In Washington DC I stayed with family, who positively spoiled me with wonderful food, plentiful wine and generally being available and helpful. My US family are very good about keeping in touch. They have reunions every couple of years, and people tend to have a good grasp on what is going on where. But still: I see them once every few years, over a 2-3 day period with dozens of people present. It was nice to have a few days to just hang out with my aunt, uncle and cousins, and learn a little more about their lives.

My Aunt Sandra even drove me to Mount Vernon, which was a great trip.

In New York I stayed with brother-in-law Angelo, who also spoiled me in a night out on the town, and then high school buddy Veronica. Ok all my hosts were wonderful.

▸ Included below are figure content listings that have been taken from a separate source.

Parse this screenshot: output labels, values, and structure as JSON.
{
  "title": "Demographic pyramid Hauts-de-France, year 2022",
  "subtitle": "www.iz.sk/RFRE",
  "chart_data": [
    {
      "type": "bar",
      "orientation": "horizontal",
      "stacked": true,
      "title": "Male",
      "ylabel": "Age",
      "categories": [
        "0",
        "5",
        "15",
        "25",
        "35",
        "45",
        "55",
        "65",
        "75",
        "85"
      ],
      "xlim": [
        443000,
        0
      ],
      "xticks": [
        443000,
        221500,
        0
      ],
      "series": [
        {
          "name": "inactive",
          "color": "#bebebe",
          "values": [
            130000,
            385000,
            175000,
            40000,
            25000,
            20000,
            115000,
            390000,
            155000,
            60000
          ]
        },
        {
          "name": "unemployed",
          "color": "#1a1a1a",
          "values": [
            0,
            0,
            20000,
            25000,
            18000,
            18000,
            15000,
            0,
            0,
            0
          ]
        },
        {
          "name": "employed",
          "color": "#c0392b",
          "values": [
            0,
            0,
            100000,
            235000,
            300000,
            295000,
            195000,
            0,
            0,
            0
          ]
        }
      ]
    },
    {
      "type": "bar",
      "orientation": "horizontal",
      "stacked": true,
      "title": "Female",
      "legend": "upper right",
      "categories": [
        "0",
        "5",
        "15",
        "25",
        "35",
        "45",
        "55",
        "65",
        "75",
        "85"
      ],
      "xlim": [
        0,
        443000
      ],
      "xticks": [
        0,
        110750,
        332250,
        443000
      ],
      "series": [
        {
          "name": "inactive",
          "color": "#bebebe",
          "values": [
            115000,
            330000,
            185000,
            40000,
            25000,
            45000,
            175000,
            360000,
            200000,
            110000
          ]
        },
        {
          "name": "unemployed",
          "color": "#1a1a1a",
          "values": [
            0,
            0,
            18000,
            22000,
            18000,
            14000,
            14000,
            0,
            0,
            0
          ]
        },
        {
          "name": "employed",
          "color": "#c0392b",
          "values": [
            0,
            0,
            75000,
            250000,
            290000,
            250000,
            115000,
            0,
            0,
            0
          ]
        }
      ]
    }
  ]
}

I managed to see a couple of friends, yay Vikki and - of course - Kari-Lynn who one day must reveal her shopping haunts to me. And, an added bonus, lunch with the fascinating Dr. Goose, of Economics Limericks fame (a new friend made via

That's my summary, now I should get some work done.

USA Trip - Work

You will have figured out that I was just in the US for a couple of weeks, business trip. This was related to Linex Systems, my day job, so to speak. 

We are looking to grow our presence in the New World, and mine was a preliminary trip to speak to people on the ground and learn about the local market. 

My schedule was fairly packed, I managed my 18 meetings in 6 days (my original target). In between meetings were quick stops at a Starbucks for a coffee, bite to eat and quick email check. The whole thing was rather tiring, but worth every minute. I won't get in to all the gritty details, but I will say the trip was a success, people were welcoming and forthcoming with information and overall extremely helpful.

I am excited about moving out and working in the United States. 

Thursday, 6 October 2011

Steve Jobs

Via The Taylor Institute's Facebook page:

From Walter Mossberg's column today in Wall Street Journal: "He insisted on the highest product quality and on building things to delight and empower actual users...As he liked to say, he lived at the intersection of technology and liberal arts." Steve Jobs was a great innovator and a great leader.

Saturday, 1 October 2011


Always believe in your souuuul
You have the power to know
You're indestructible
Always believe

You are GOLD!

Monday last, the 26th, I was at the Spectrum Ball, for the National Autistic Society. A great association helping a great cause. Which happens to throw great charity balls.

Last year's guest entertainer was Jools Holland. Let me say that again: Jools Holland!

And this year? Tony Hadley.
Let me say that, also, again: Tony Hadley.

Yes: I got to dance to Gold, LIVE! And, as it happens, also Rio. And Suspicious Minds, but sung by, you guessed it, Tony Hadley.

Props to the Savoy: great setting and good food.

Props to my guests for joining in with the silliness- I mean, awesomeness, on the dance floor.